To avoid falling into the pitfalls of RED-S, it’s essential to ensure an adequate and well-balanced energy and macronutrient intake with a strong focus on food quality. I would also encourage the integration of more fermented foods in the athlete’s diet to support gut health.

Periodisation of their nutrition with training and recovery is also vital. An athlete’s energy intake is not a static thing. It should match their training load, especially in relation to carbohydrates, with more being consumed on heavier training days. It’s also important to take in most of the carbohydrates around the training session to use it as a fuel beforehand and to restore glycogen stores afterwards. This strategy will also help the athlete meet their energy intake goals.

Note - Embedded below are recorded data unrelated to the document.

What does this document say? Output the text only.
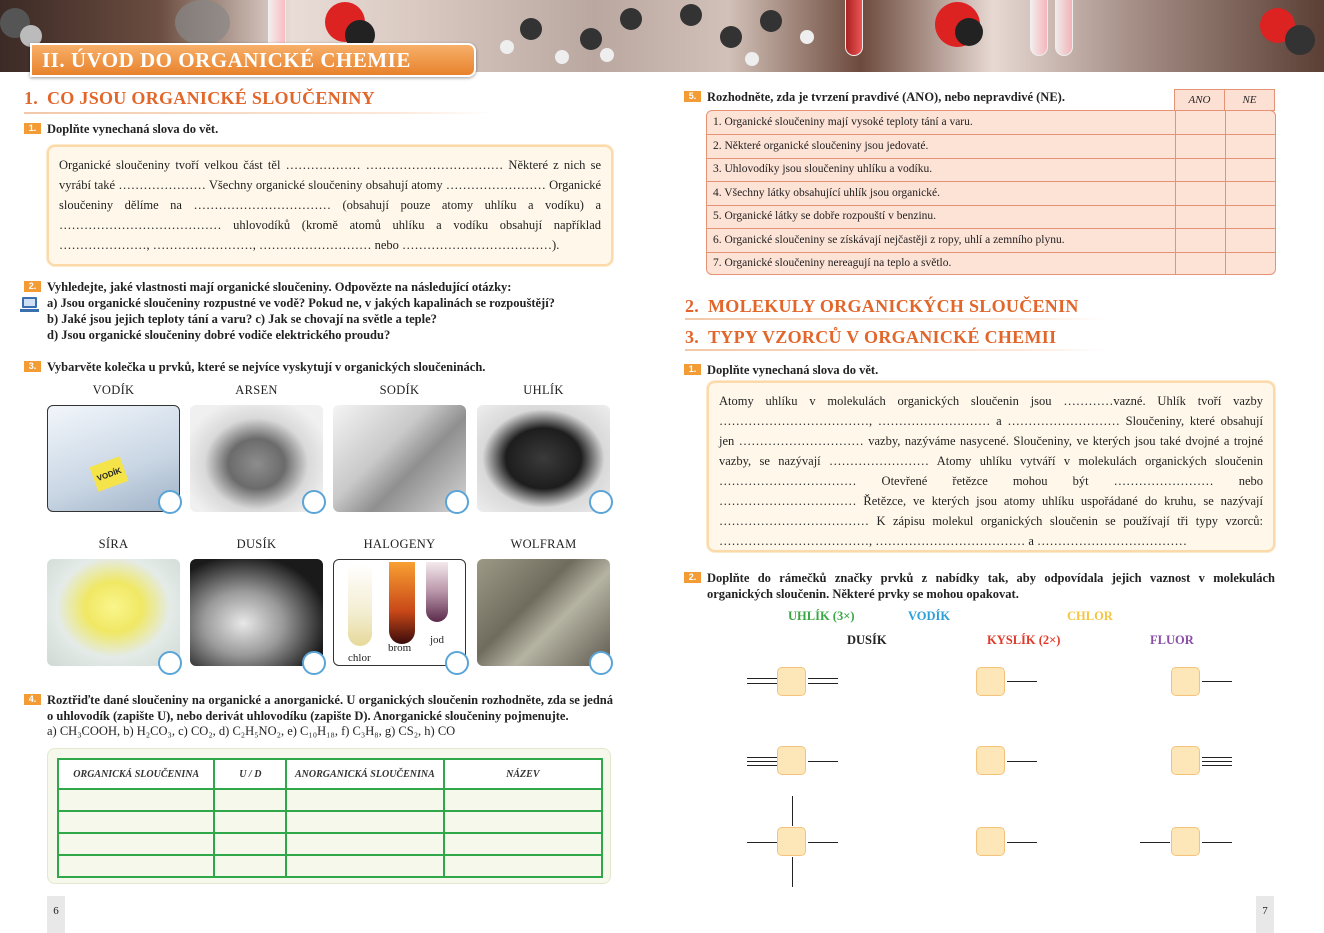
II. ÚVOD DO ORGANICKÉ CHEMIE
1. CO JSOU ORGANICKÉ SLOUČENINY
1. Doplňte vynechaná slova do vět.
Organické sloučeniny tvoří velkou část těl ……………… …………………………… Některé z nich se vyrábí také ………………… Všechny organické sloučeniny obsahují atomy …………………… Organické sloučeniny dělíme na …………………………… (obsahují pouze atomy uhlíku a vodíku) a ………………………………… uhlovodíků (kromě atomů uhlíku a vodíku obsahují například …………………, ……………………, ……………………… nebo ………………………………).
2. Vyhledejte, jaké vlastnosti mají organické sloučeniny. Odpovězte na následující otázky:
a) Jsou organické sloučeniny rozpustné ve vodě? Pokud ne, v jakých kapalinách se rozpouštějí?
b) Jaké jsou jejich teploty tání a varu? c) Jak se chovají na světle a teple?
d) Jsou organické sloučeniny dobré vodiče elektrického proudu?
3. Vybarvěte kolečka u prvků, které se nejvíce vyskytují v organických sloučeninách.
VODÍK	ARSEN	SODÍK	UHLÍK
VODÍK
SÍRA	DUSÍK	HALOGENY	WOLFRAM
chlor
brom
jod
4. Roztřiďte dané sloučeniny na organické a anorganické. U organických sloučenin rozhodněte, zda se jedná o uhlovodík (zapište U), nebo derivát uhlovodíku (zapište D). Anorganické sloučeniny pojmenujte.
a) CH₃COOH, b) H₂CO₃, c) CO₂, d) C₂H₅NO₂, e) C₁₀H₁₈, f) C₃H₈, g) CS₂, h) CO
ORGANICKÁ SLOUČENINA	U / D	ANORGANICKÁ SLOUČENINA	NÁZEV

6
5. Rozhodněte, zda je tvrzení pravdivé (ANO), nebo nepravdivé (NE).	ANO	NE
1. Organické sloučeniny mají vysoké teploty tání a varu.
2. Některé organické sloučeniny jsou jedovaté.
3. Uhlovodíky jsou sloučeniny uhlíku a vodíku.
4. Všechny látky obsahující uhlík jsou organické.
5. Organické látky se dobře rozpouští v benzinu.
6. Organické sloučeniny se získávají nejčastěji z ropy, uhlí a zemního plynu.
7. Organické sloučeniny nereagují na teplo a světlo.
2. MOLEKULY ORGANICKÝCH SLOUČENIN
3. TYPY VZORCŮ V ORGANICKÉ CHEMII
1. Doplňte vynechaná slova do vět.
Atomy uhlíku v molekulách organických sloučenin jsou …………vazné. Uhlík tvoří vazby ………………………………, ……………………… a ……………………… Sloučeniny, které obsahují jen ………………………… vazby, nazýváme nasycené. Sloučeniny, ve kterých jsou také dvojné a trojné vazby, se nazývají …………………… Atomy uhlíku vytváří v molekulách organických sloučenin …………………………… Otevřené řetězce mohou být …………………… nebo …………………………… Řetězce, ve kterých jsou atomy uhlíku uspořádané do kruhu, se nazývají ……………………………… K zápisu molekul organických sloučenin se používají tři typy vzorců: ………………………………, ……………………………… a ………………………………
2. Doplňte do rámečků značky prvků z nabídky tak, aby odpovídala jejich vaznost v molekulách organických sloučenin. Některé prvky se mohou opakovat.
UHLÍK (3×)	VODÍK	CHLOR
DUSÍK	KYSLÍK (2×)	FLUOR
7
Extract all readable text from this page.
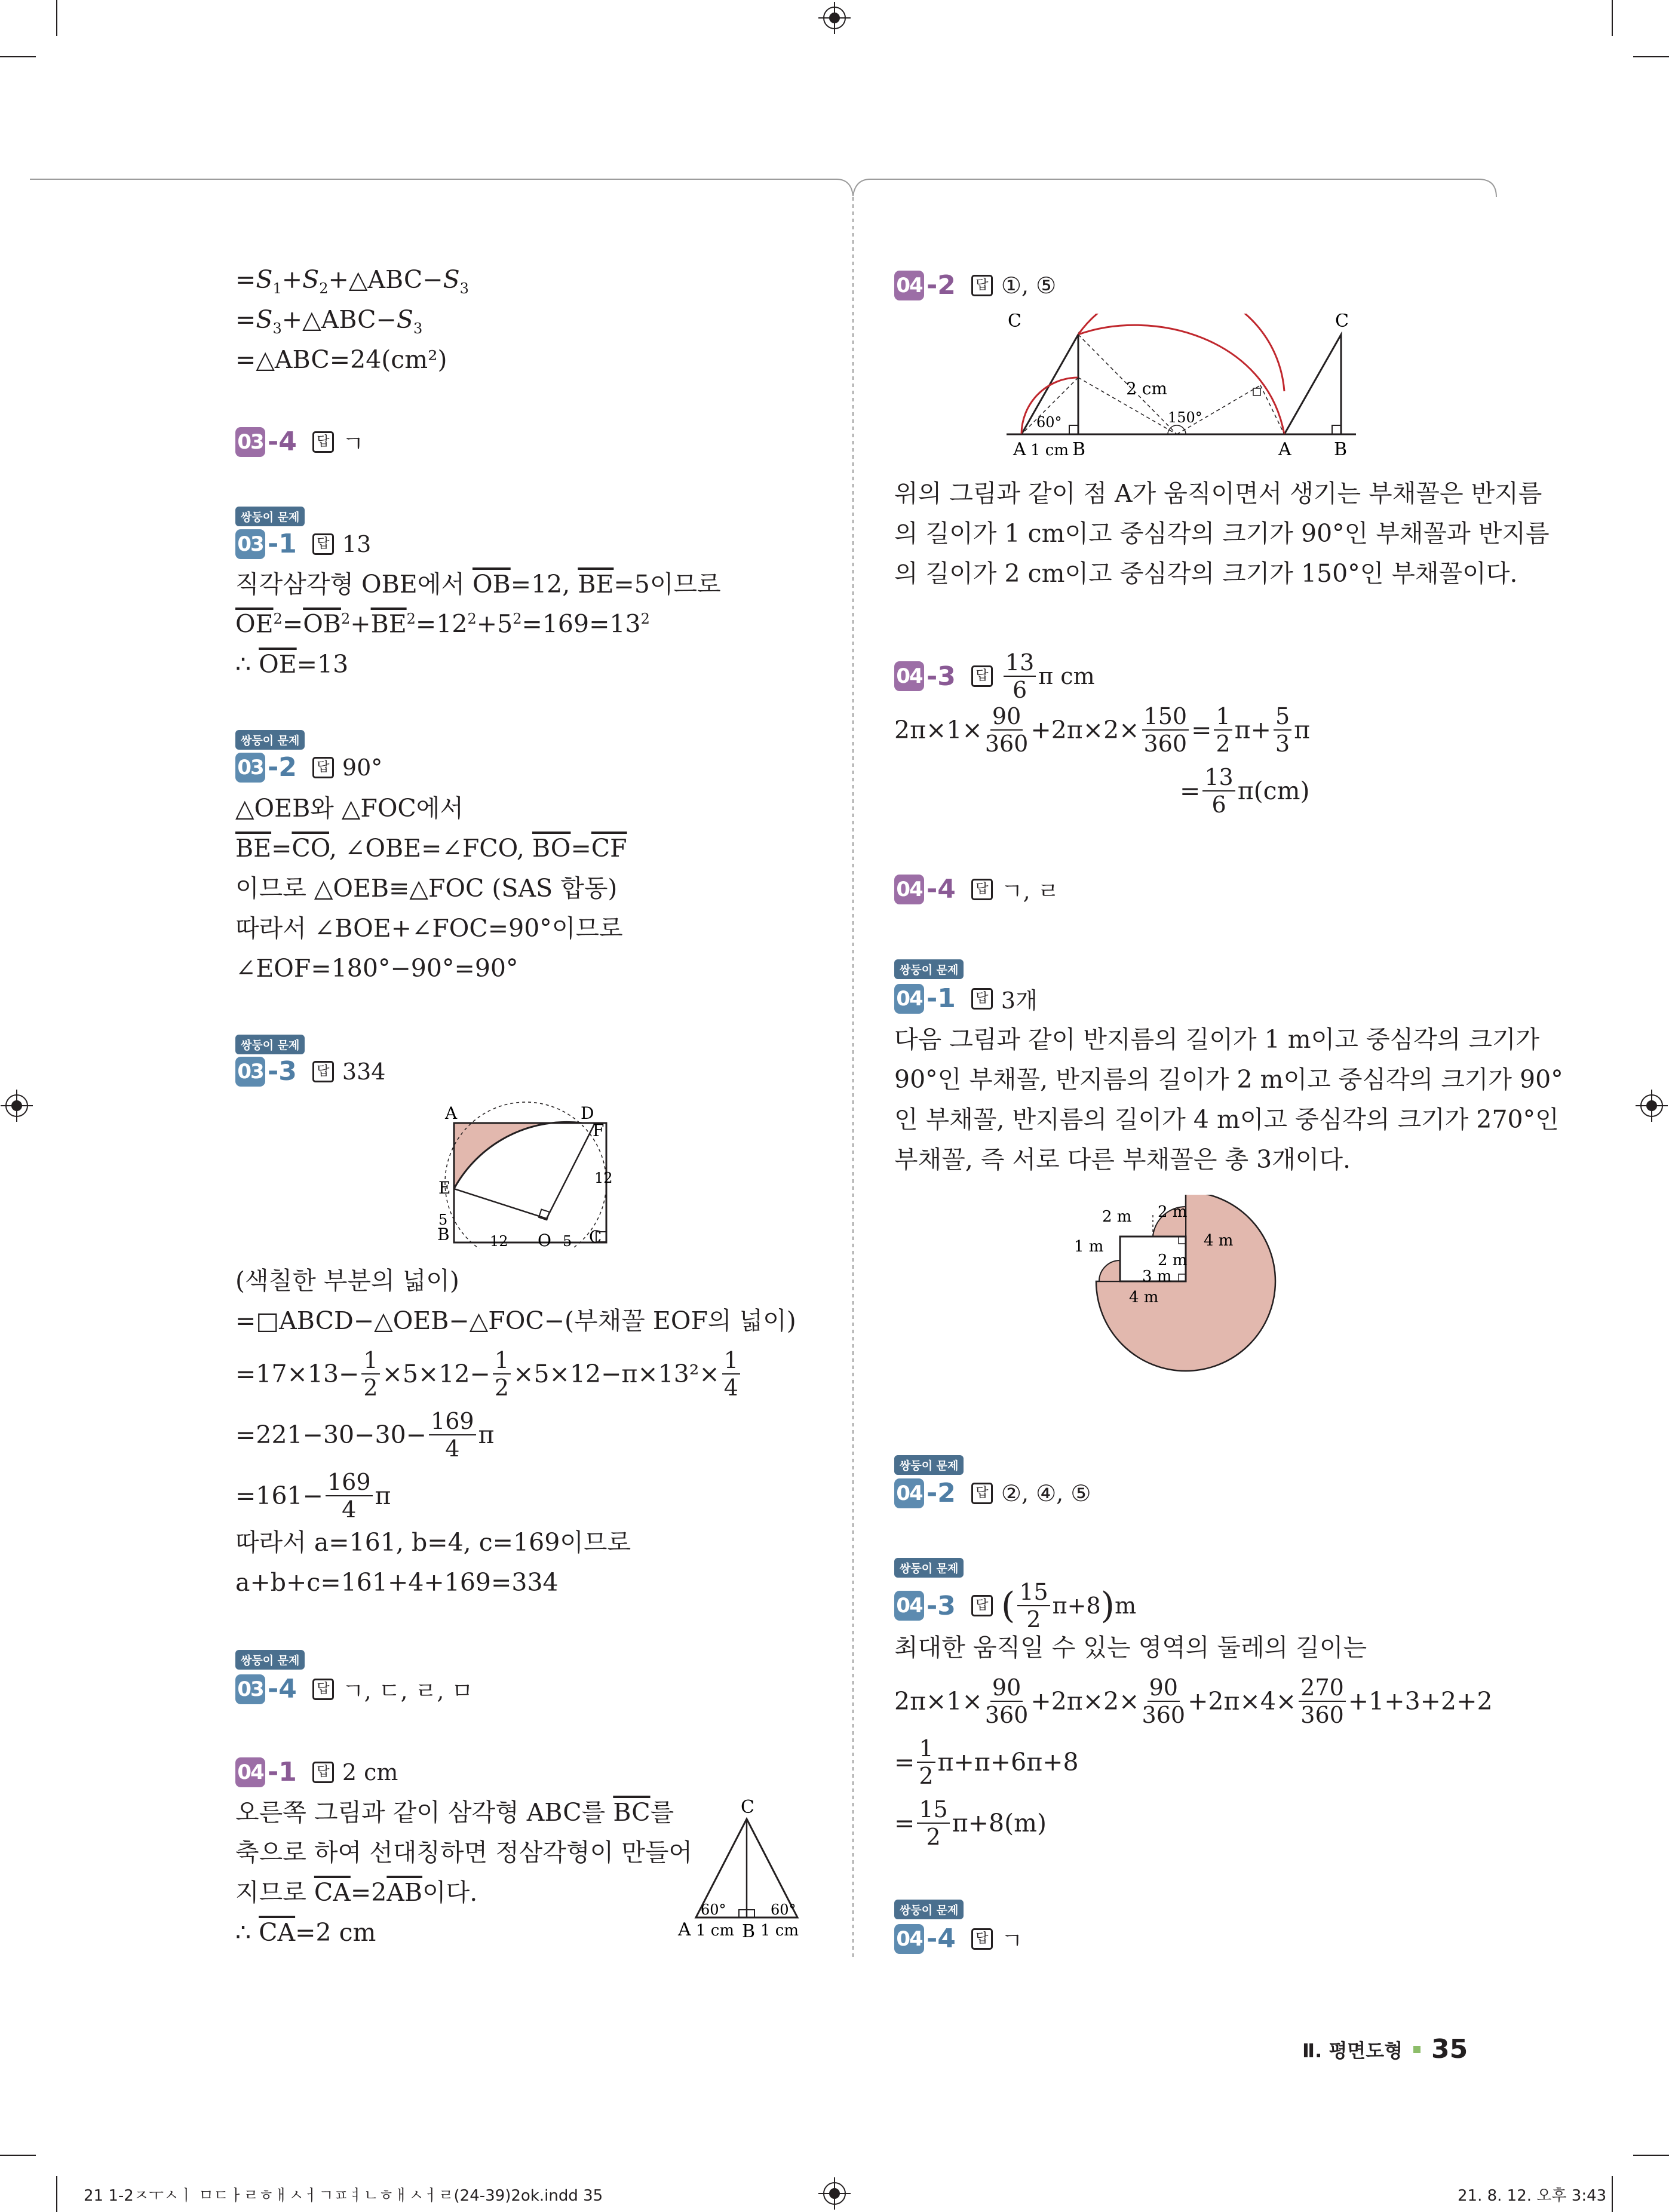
$=S_1+S_2+\triangle ABC-S_3$
$=S_3+\triangle ABC-S_3$
=△ABC=24(cm²)
03 -4	답 ㄱ
쌍둥이 문제
03 -1	답 13
직각삼각형 OBE에서 $\overline{OB}=12$, $\overline{BE}=5$이므로
$\overline{OE}^2=\overline{OB}^2+\overline{BE}^2=12^2+5^2=169=13^2$
∴ $\overline{OE}=13$
쌍둥이 문제
03 -2	답 90°
△OEB와 △FOC에서
$\overline{BE}=\overline{CO}$, ∠OBE=∠FCO, $\overline{BO}=\overline{CF}$
이므로 △OEB≡△FOC (SAS 합동)
따라서 ∠BOE+∠FOC=90°이므로
∠EOF=180°−90°=90°
쌍둥이 문제
03 -3	답 334
A	D
F
E
5
12
B	12 O 5 C
(색칠한 부분의 넓이)
=□ABCD−△OEB−△FOC−(부채꼴 EOF의 넓이)
$=17\times 13- \frac{1}{2} \times 5\times 12- \frac{1}{2} \times 5\times 12-\pi\times 13^2\times \frac{1}{4}$
$=221-30-30- \frac{169}{4}$ π
$=161- \frac{169}{4}$ π
따라서 a=161, b=4, c=169이므로
a+b+c=161+4+169=334
쌍둥이 문제
03 -4	답 ㄱ, ㄷ, ㄹ, ㅁ
04 -1	답 2 cm
오른쪽 그림과 같이 삼각형 ABC를 $\overline{BC}$를
축으로 하여 선대칭하면 정삼각형이 만들어
지므로 $\overline{CA}=2\overline{AB}$이다.
∴ $\overline{CA}=2$ cm
C
60°	60°
A 1 cm B 1 cm
04 -2	답 ①, ⑤
C	C
2 cm
60°	150°
A 1 cm B	A B
위의 그림과 같이 점 A가 움직이면서 생기는 부채꼴은 반지름
의 길이가 1 cm이고 중심각의 크기가 90°인 부채꼴과 반지름
의 길이가 2 cm이고 중심각의 크기가 150°인 부채꼴이다.
04 -3	답 $\frac{13}{6}$ π cm
$2\pi\times 1\times \frac{90}{360} +2\pi\times 2\times \frac{150}{360} = \frac{1}{2} \pi+ \frac{5}{3}$ π
= $\frac{13}{6} \pi(cm)$
04 -4	답 ㄱ, ㄹ
쌍둥이 문제
04 -1	답 3개
다음 그림과 같이 반지름의 길이가 1 m이고 중심각의 크기가
90°인 부채꼴, 반지름의 길이가 2 m이고 중심각의 크기가 90°
인 부채꼴, 반지름의 길이가 4 m이고 중심각의 크기가 270°인
부채꼴, 즉 서로 다른 부채꼴은 총 3개이다.
2 m 2 m
1 m	4 m
2 m
3 m
4 m
쌍둥이 문제
04 -2	답 ②, ④, ⑤
쌍둥이 문제
04 -3	답 ( $\frac{15}{2} \pi+8$ ) m
최대한 움직일 수 있는 영역의 둘레의 길이는
$2\pi\times 1\times \frac{90}{360} +2\pi\times 2\times \frac{90}{360} +2\pi\times 4\times \frac{270}{360} +1+3+2+2$
= $\frac{1}{2} \pi+\pi+6\pi+8$
= $\frac{15}{2} \pi+8(m)$
쌍둥이 문제
04 -4	답 ㄱ
Ⅱ. 평면도형 35
21 1-2ㅈㅜㅅㅣ ㅁㄷㅏㄹㅎㅐㅅㅓㄱㅍㅕㄴㅎㅐㅅㅓㄹ(24-39)2ok.indd 35	21. 8. 12. 오후 3:43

I wouldn’t encourage a low-carbohydrate periodisation approach if an athlete isn’t meeting their energy intake requirements and is struggling with RED-S. RED-S has been shown to cause hormonal and metabolic disruptions and a lack of carbohydrates reduces glucose utilisation and the mobilisation of fat stores. It also slows down an athlete’s metabolic rate and decreases growth hormone production as discussed in the Consensus Statement. I would rather encourage an athlete to maintain a consistent intake of food throughout the day, i.e. similar amounts of food for breakfast, lunch and dinner with snacks between meals if needed. This strategy will also ensure that an athlete meets their energy intake goals and may help prevent any within-day energy deficits, i.e. time in a catabolic state, which a recent study has shown is associated with disturbances in metabolic and endocrine markers, such as decreased oestradiol and increased cortisol levels in female endurance athletes.

Lastly, it’s also vital to identify whether the athlete is showing any signs of disordered eating and is resisting the implementation of nutritional changes. In this case, I would encourage extra psychological support from a mental health specialist to address what issues around their food are impeding them from achieving an optimal energy intake.